Mauricio Macri, the right-wing ex-president of Argentina, has shown himself willing to collude with the US for this part of the script. Before the official results were known, he called on the armed forces in a tweet to turn against President Maduro. A former head of a foreign state calling on the army to rebel against a president, that is very far-reaching.




Additional Elements


Feierstein’s script leaves little to the imagination. But there are a number of elements missing because it is difficult to put everything on the table in such an open on-line document. The missing elements are the following:


7. Media war against the Bolivarian project and Maduro. The media in Venezuela are still largely in the hands of powerful capital groups that are aligned with the US and are virulently against the leftist government. Both in the domestic and foreign press, a real smear campaign has been waged against the Bolivarian project for years. They remain coyly silent about the crushing economic sanctions while blaming the government of Venezuela for the economic problems.

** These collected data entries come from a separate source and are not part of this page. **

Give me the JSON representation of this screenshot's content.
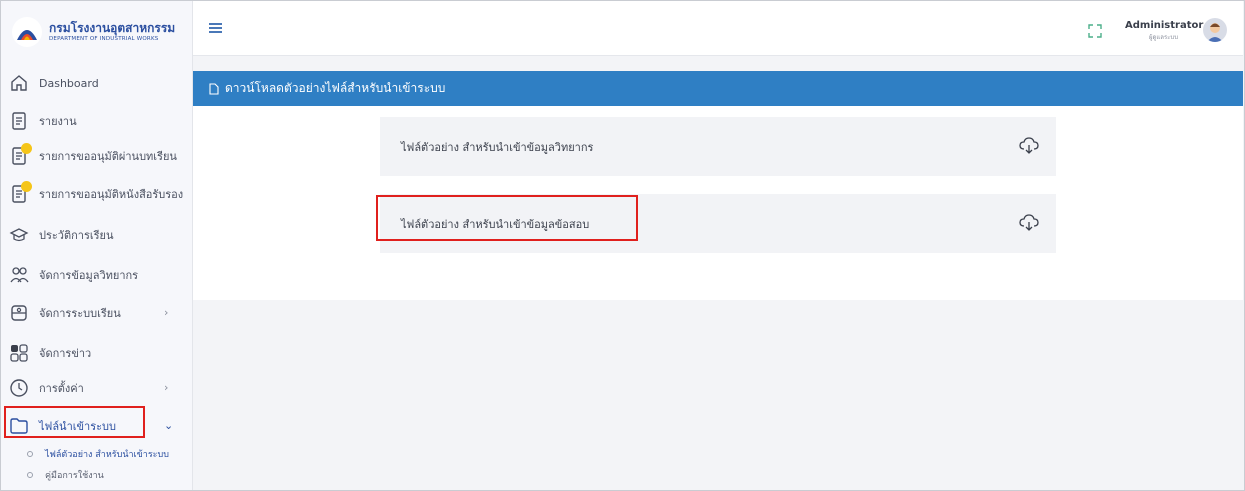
{
  "logo": {
    "thai": "กรมโรงงานอุตสาหกรรม",
    "english": "DEPARTMENT OF INDUSTRIAL WORKS"
  },
  "sidebar": {
    "items": [
      {
        "label": "Dashboard",
        "icon": "home-icon"
      },
      {
        "label": "รายงาน",
        "icon": "document-icon"
      },
      {
        "label": "รายการขออนุมัติผ่านบทเรียน",
        "icon": "document-badge-icon"
      },
      {
        "label": "รายการขออนุมัติหนังสือรับรอง",
        "icon": "document-badge-icon"
      },
      {
        "label": "ประวัติการเรียน",
        "icon": "graduation-cap-icon"
      },
      {
        "label": "จัดการข้อมูลวิทยากร",
        "icon": "users-icon"
      },
      {
        "label": "จัดการระบบเรียน",
        "icon": "classroom-icon"
      },
      {
        "label": "จัดการข่าว",
        "icon": "grid-icon"
      },
      {
        "label": "การตั้งค่า",
        "icon": "clock-icon"
      },
      {
        "label": "ไฟล์นำเข้าระบบ",
        "icon": "folder-icon"
      }
    ],
    "subitems": [
      {
        "label": "ไฟล์ตัวอย่าง สำหรับนำเข้าระบบ"
      },
      {
        "label": "คู่มือการใช้งาน"
      }
    ]
  },
  "topbar": {
    "user_name": "Administrator",
    "user_role": "ผู้ดูแลระบบ"
  },
  "card": {
    "title": "ดาวน์โหลดตัวอย่างไฟล์สำหรับนำเข้าระบบ",
    "files": [
      {
        "label": "ไฟล์ตัวอย่าง สำหรับนำเข้าข้อมูลวิทยากร"
      },
      {
        "label": "ไฟล์ตัวอย่าง สำหรับนำเข้าข้อมูลข้อสอบ"
      }
    ]
  },
  "colors": {
    "header_blue": "#2f7fc4",
    "highlight_red": "#e0201d",
    "badge_yellow": "#f5c518"
  }
}
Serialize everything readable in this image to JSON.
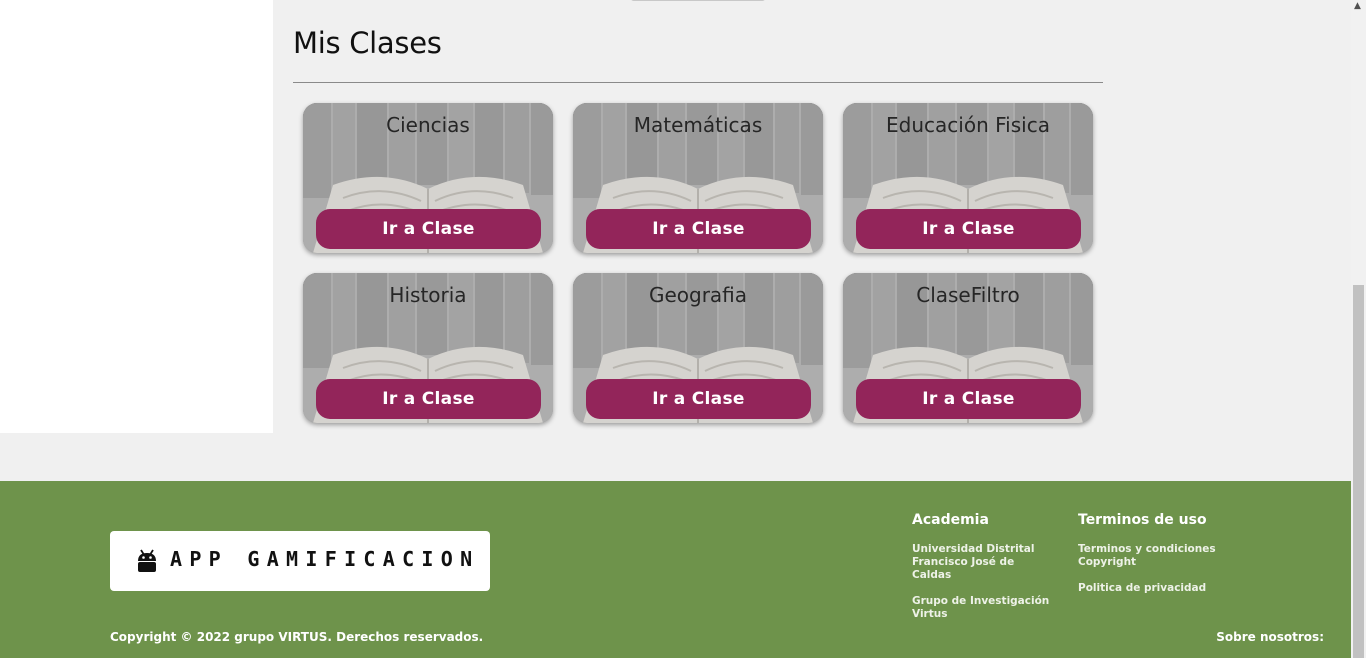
{
  "main": {
    "title": "Mis Clases"
  },
  "classes": [
    {
      "name": "Ciencias",
      "button": "Ir a Clase"
    },
    {
      "name": "Matemáticas",
      "button": "Ir a Clase"
    },
    {
      "name": "Educación Fisica",
      "button": "Ir a Clase"
    },
    {
      "name": "Historia",
      "button": "Ir a Clase"
    },
    {
      "name": "Geografia",
      "button": "Ir a Clase"
    },
    {
      "name": "ClaseFiltro",
      "button": "Ir a Clase"
    }
  ],
  "footer": {
    "logo_text": "APP GAMIFICACION",
    "logo_icon": "android-icon",
    "academia": {
      "heading": "Academia",
      "links": [
        "Universidad Distrital Francisco José de Caldas",
        "Grupo de Investigación Virtus"
      ]
    },
    "terminos": {
      "heading": "Terminos de uso",
      "links": [
        "Terminos y condiciones Copyright",
        "Politica de privacidad"
      ]
    },
    "copyright": "Copyright © 2022 grupo VIRTUS. Derechos reservados.",
    "about": "Sobre nosotros:"
  },
  "colors": {
    "button": "#93255a",
    "footer": "#6e934b",
    "background": "#f0f0f0"
  }
}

Although Maduro managed to keep his country going in extremely difficult circumstances, he is portrayed as incompetent, corrupt, a drug trafficker, and even a little crazy. Such a context of cognitive warfare is anything but favorable to go to the elections.


8. Manipulated polls and exit polls. In the run-up to the elections, polls were used as a weapon. The polls conducted by the US (Datanálisis, Delphos, Consultores 21 and ORC Consultores) presented a story that opposition candidate Edmundo Gonzalez had a 20 to 30 percentage point lead over Maduro.


These polls were eagerly taken up by the mainstream media, including ours. Thanks to these polls, Venezuelans and world citizens were already convinced that Maduro could not win unless he committed fraud.


These so-called polling agencies are often nothing more than camouflaged ideological war machines, investing fortunes to manipulate people’s minds. Links with the CIA or its front organizations are never far away.


In contrast, the Western media kept silent on polls by Hinterlaces, Paramétrica and Ámbito, which gave Maduro an edge over opposing candidate González. This strategy is not new. Even when Hugo Chávez was very popular, polling firms ‘predicted’ that he would lose the elections. 


Same tactics in the exit polls. The prestigious Hinterlaces gave Maduro 54.6 percent and González 42.8 percent at noon, very close to the official result. The CIA-linked Edison Research gave González 65 percent and Maduro 31 percent.